Grapes and their juice are the stars of our menu this week. Spaghetti Ubriachi is an unusual pasta cooked in and sauced with red wine, sausage, evoo and parmesan (not to worry – the alcohol is burned off in the process leaving a beautiful violet color.)
I can still remember the first time I tasted Roast Beef alle Erbe. It is seasoned with garlic and tied-up with branches of rosemary. It is roasted in red wine, where, through the reduction process, its full flavor and aroma are released.
Misticanza di Stagione is a palate-cleansing salad of mixed Italian greens, roasted grapes, toasted farro and parmesan shavings.
Schiacciata all’Uva is the quintessential autumn grape sweet bread found in every Tuscan bakery this time of year. It is the taste you look forward to all year but can only enjoy during the short harvest season. It is commonly used with wine grapes, usually canaroli. The crisp skins and crunchy seeds add the perfect texture. Since our local wineries have already harvested their grapes, I am using small black gumdrop grapes with the addition of anise seed and chopped walnuts.

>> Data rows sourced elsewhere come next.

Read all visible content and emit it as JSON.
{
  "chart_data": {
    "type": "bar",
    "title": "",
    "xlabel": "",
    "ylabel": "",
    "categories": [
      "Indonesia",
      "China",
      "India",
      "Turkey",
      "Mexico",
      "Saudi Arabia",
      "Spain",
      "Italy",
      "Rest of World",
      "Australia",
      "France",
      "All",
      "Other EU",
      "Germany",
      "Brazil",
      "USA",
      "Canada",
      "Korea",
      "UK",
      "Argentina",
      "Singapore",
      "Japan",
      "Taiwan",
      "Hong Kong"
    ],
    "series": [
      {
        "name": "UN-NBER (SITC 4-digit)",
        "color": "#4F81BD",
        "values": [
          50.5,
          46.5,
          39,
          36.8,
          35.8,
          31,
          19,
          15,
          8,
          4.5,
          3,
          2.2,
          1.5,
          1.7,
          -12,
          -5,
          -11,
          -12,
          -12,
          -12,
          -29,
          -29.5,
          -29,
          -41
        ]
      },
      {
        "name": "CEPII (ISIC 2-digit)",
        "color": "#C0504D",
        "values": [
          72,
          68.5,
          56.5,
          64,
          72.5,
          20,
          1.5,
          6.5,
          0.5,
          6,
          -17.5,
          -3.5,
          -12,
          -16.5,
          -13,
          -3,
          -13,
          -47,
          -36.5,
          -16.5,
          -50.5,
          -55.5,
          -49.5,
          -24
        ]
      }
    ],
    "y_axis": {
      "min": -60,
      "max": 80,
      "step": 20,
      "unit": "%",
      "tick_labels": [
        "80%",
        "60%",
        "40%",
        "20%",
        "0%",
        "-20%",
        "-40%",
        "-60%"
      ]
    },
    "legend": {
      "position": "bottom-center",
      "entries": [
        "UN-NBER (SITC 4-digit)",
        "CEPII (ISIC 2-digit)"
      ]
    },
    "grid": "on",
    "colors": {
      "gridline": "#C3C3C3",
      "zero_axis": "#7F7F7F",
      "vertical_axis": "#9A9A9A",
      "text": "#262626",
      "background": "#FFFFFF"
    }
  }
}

Making wine, of course, goes back centuries, but in this time of COVID an interesting marketing method has been revived in Florence. During the Renaissance, aristocrat families devised a method of selling wine from their vineyards directly to city consumers, eliminating the middleman and hefty taxes. They embedded small “porticciole,” wine windows, in the sides of their city palazzos. Often decorated with small wooden doors, the openings are just big enough to stick one’s arm through with a glass of wine in hand. Interestingly, wine windows may have played a role in preventing the spread of the bubonic plague in the 1630s. Today they are being used by Florentine restaurants to serve wine, Aperol spritz, espresso and even gelato uniquely and safely.
Curious, isn’t it, how history continues to repeat itself? Knowing this, I believe, makes it even more important to embrace and maintain these traditions and authentic recipes.